Our study has several limitations. We studied the short-term physiologic effects of PP using P_eso-guided ventilation with similar per protocol V_T and RR; thus, we cannot exclude that the effects of PP on lung MP components differ according to ventilation strategy. In line with the mechanistic understanding of VILI, maintaining a positive end-expiratory P_TP has been associated with lower mortality in a post hoc re-analysis of the EPVent-2 trial [5]; however, the optimal ventilation strategy during PP is unclear.

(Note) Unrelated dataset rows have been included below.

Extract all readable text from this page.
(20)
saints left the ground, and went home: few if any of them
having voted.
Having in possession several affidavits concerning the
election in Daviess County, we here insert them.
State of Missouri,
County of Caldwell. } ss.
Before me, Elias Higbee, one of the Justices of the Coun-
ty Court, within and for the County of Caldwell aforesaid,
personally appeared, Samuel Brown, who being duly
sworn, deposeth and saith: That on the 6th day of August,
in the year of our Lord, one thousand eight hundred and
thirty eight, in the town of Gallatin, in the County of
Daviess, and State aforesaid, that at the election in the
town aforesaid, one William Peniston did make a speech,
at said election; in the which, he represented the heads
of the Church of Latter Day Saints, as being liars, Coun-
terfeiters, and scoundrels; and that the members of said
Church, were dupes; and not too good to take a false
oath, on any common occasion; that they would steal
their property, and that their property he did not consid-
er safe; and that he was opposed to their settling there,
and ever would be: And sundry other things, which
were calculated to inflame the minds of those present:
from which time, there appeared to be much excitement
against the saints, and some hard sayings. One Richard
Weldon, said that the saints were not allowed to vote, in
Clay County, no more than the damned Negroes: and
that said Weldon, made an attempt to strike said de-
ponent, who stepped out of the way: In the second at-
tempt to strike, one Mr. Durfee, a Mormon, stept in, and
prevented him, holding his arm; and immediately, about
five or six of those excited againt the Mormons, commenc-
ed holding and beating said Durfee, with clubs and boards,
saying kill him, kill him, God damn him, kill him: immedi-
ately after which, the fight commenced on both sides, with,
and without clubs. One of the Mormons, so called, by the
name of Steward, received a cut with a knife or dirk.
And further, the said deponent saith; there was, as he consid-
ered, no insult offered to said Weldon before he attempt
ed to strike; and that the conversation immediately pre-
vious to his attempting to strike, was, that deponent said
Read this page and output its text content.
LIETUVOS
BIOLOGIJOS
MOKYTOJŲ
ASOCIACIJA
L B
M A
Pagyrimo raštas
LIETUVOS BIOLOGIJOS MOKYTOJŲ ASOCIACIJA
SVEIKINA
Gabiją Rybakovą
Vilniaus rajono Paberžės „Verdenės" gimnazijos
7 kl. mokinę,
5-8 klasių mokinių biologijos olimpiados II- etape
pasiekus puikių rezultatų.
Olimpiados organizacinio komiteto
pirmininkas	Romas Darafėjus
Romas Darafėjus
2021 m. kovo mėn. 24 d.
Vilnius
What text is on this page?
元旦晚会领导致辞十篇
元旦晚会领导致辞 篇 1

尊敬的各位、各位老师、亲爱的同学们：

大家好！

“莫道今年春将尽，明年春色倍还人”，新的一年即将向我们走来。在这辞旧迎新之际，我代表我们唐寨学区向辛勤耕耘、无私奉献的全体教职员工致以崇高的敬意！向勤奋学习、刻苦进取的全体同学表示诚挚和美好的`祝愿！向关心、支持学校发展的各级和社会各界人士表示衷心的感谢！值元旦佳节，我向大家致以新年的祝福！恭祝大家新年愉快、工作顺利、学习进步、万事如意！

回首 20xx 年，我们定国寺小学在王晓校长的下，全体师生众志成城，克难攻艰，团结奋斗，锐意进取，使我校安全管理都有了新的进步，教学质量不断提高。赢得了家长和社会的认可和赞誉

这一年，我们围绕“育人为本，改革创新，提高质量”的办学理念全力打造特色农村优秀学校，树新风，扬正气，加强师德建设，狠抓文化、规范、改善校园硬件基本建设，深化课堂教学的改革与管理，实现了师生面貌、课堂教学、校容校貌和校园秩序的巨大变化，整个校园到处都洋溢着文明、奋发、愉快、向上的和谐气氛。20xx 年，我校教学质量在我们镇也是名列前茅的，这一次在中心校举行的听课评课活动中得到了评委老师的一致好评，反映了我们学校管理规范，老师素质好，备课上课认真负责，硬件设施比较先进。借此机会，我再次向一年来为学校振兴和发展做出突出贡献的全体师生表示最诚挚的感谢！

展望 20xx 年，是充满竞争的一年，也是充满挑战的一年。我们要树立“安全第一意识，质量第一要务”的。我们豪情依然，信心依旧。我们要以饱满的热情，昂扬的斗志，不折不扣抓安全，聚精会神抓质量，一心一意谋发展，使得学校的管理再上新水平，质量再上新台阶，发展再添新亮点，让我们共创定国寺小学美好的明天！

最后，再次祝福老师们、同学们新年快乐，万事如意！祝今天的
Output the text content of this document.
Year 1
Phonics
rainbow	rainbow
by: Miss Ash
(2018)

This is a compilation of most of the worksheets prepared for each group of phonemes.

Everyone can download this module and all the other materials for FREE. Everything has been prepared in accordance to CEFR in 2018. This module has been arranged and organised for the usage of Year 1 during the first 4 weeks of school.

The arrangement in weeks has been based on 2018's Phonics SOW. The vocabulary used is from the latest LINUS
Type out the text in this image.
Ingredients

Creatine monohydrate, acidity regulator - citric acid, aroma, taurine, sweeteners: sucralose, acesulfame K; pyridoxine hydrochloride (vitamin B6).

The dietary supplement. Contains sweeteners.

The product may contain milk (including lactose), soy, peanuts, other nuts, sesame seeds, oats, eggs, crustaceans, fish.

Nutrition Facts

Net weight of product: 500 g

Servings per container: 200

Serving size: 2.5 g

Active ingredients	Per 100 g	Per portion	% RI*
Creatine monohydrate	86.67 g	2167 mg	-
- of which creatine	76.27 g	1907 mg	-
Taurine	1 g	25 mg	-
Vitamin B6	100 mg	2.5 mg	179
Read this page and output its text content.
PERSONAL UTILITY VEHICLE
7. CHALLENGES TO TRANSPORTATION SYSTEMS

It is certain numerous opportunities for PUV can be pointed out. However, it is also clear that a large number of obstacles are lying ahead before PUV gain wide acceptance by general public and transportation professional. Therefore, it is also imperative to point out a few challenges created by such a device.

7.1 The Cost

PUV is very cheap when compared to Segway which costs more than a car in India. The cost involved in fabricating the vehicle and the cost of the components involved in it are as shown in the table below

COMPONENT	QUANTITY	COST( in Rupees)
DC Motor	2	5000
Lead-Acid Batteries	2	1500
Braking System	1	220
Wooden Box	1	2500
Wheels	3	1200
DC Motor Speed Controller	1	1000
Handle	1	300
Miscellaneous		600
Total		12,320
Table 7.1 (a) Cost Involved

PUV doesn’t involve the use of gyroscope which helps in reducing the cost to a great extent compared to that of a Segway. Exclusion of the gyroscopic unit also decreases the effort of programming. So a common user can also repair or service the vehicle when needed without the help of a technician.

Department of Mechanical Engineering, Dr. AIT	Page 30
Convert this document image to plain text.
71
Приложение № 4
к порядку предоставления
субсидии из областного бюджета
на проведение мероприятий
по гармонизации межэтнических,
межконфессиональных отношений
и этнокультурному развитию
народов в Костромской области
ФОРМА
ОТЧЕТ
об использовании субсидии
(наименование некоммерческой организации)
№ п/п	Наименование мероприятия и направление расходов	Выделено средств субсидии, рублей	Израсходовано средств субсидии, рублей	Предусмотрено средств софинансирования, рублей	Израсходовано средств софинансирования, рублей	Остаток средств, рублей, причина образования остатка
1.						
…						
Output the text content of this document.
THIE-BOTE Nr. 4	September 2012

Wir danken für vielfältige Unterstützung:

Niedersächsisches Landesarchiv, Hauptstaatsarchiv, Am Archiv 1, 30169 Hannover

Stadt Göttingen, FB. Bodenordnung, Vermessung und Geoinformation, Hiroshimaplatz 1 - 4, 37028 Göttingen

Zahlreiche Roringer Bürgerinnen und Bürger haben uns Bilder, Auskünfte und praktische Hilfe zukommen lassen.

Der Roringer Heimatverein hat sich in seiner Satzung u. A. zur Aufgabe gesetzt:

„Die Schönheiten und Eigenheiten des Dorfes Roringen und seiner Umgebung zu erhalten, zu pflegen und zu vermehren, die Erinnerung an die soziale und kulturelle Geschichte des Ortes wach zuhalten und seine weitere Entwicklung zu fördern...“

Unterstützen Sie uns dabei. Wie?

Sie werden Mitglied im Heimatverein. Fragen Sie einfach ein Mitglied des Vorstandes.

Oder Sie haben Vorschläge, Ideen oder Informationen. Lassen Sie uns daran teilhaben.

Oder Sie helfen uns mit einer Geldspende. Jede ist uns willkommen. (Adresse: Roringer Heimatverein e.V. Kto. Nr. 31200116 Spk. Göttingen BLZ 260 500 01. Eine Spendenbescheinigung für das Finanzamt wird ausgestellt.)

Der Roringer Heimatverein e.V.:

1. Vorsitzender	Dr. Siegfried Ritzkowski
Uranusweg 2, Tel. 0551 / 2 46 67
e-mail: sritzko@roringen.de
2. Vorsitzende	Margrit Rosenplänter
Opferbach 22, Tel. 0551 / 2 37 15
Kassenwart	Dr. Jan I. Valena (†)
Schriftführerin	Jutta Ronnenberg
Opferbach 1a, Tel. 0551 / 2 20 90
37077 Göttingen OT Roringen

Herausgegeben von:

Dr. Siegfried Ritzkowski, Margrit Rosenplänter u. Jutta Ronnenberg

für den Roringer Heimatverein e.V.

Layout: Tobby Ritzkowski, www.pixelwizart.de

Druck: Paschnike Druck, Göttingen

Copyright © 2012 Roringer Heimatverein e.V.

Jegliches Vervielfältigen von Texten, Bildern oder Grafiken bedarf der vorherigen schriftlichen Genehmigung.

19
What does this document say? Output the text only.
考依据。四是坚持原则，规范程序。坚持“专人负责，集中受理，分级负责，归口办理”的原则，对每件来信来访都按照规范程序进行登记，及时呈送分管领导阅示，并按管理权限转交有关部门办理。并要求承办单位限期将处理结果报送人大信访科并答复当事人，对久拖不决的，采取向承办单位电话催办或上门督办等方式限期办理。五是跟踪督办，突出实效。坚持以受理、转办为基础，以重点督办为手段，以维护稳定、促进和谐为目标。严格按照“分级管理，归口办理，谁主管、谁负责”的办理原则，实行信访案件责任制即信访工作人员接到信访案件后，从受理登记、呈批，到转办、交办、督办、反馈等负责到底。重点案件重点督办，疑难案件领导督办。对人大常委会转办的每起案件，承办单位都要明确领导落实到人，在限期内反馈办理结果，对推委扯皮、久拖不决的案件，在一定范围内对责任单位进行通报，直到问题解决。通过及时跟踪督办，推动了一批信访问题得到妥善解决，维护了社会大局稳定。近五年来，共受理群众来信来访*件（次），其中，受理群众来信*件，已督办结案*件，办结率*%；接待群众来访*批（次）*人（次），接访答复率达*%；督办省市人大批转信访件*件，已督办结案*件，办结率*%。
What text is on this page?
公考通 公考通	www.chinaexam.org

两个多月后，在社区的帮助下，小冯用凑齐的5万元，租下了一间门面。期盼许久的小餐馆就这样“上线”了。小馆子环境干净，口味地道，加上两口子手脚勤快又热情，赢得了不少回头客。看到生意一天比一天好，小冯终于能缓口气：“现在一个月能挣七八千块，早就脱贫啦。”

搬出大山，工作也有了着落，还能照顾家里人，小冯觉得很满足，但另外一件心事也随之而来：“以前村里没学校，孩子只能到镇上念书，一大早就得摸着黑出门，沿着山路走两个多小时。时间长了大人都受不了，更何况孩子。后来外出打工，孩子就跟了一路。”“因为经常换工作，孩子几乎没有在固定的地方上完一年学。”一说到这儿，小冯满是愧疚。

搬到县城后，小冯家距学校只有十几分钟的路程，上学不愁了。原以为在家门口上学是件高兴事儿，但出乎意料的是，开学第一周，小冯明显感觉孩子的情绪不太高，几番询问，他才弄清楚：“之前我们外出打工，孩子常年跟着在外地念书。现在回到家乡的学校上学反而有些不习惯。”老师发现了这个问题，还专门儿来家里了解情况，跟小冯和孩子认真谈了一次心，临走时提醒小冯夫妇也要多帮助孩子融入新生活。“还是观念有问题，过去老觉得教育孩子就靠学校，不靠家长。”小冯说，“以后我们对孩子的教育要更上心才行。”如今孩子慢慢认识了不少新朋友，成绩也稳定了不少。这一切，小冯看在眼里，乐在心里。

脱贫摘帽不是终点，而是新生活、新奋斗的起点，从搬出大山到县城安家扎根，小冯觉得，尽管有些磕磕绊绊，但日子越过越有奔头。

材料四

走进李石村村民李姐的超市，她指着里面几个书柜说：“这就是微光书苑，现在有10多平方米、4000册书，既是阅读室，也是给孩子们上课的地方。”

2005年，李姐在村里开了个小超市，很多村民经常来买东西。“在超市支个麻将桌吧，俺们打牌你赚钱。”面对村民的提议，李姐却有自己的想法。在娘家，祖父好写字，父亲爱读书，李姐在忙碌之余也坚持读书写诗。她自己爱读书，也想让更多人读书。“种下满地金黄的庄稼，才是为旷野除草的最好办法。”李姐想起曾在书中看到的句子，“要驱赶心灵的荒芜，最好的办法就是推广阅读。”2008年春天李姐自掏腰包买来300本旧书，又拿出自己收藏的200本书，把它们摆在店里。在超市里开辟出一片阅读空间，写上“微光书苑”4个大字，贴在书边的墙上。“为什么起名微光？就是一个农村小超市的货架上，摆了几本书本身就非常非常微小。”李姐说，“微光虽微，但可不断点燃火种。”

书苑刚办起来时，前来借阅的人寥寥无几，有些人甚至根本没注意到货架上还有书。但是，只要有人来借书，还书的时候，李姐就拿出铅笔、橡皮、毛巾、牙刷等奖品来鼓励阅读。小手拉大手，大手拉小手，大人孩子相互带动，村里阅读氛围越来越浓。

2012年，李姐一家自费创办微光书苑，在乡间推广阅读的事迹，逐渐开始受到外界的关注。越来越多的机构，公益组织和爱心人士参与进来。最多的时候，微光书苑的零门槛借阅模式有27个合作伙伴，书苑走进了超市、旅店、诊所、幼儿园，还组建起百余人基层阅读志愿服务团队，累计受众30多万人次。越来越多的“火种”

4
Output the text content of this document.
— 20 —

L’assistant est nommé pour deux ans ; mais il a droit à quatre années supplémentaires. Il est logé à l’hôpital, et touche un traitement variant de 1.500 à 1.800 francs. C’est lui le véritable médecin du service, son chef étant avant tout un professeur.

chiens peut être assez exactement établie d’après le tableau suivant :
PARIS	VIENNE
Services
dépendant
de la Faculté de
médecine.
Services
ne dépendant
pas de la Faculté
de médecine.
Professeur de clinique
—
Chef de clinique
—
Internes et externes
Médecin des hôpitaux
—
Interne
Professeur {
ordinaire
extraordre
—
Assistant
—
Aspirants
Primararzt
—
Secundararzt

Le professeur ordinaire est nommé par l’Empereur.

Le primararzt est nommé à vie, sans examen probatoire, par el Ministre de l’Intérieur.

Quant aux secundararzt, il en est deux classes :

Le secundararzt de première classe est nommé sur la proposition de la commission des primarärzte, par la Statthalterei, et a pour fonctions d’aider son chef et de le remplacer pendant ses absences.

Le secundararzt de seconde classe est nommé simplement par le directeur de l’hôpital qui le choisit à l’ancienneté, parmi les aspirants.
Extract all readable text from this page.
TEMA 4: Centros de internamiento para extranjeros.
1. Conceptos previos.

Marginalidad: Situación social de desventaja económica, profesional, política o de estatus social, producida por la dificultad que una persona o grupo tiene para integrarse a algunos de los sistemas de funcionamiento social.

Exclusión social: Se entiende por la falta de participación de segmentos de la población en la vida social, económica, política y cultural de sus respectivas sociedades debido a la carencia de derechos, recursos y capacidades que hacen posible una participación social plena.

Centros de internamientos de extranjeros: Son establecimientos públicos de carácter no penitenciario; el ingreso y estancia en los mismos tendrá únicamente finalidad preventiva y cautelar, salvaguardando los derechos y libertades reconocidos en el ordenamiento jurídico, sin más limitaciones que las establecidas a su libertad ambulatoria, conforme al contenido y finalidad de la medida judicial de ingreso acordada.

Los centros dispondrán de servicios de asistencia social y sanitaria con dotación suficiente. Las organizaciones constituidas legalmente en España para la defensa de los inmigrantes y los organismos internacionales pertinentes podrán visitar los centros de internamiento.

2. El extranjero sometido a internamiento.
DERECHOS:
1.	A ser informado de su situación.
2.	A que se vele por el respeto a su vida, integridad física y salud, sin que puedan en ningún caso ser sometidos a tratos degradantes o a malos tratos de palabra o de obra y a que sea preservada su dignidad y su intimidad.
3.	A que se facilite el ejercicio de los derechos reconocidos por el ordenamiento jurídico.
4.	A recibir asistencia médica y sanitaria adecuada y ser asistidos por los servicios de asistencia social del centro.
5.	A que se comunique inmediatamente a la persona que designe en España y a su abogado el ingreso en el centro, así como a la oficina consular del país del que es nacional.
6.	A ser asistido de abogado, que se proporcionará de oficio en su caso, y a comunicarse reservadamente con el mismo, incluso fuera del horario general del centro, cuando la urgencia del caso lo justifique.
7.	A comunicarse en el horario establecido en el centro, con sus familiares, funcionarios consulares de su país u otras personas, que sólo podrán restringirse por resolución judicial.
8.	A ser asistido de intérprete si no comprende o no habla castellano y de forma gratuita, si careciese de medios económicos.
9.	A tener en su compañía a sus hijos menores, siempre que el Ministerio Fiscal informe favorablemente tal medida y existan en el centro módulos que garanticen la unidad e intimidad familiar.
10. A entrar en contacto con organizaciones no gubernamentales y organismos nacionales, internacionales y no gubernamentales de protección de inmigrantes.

Individual lung recruitability was not assessed before the study, and the effect of PEEP on lung total elastic power, lung elastic static, and dynamic power components, as well as respiratory and hemodynamic parameters, may depend on recruitability [50]. During protective ventilation, a U-shaped relationship between PEEP and VILI has been suggested by experimental studies [22, 26, 46], but the best method to individualize PEEP is unknown [19].

Our study focused on lung total elastic power including its elastic static and dynamic components to approximate lung stress and strain [22]. We excluded the resistive component of MP [9] because the biological impact of this component in comparison with the elastic power components is unclear [10, 11, 51]. Additionally, estimating energy transfer per aerated lung volume by normalizing MP in clinical practice may be hindered by the requirement to measure EELV, and the optimal method to normalize MP is unclear [27].

Another limitation is the lack of an imaging technology, e.g., electrical impedance tomography, to quantify regional lung aeration, as the physiologic effects of PP may be heterogeneous [35]. Although lung total elastic power, power components normalized to EELV, and lung stress were minimized, we cannot formally exclude regional hyperinflation in PP.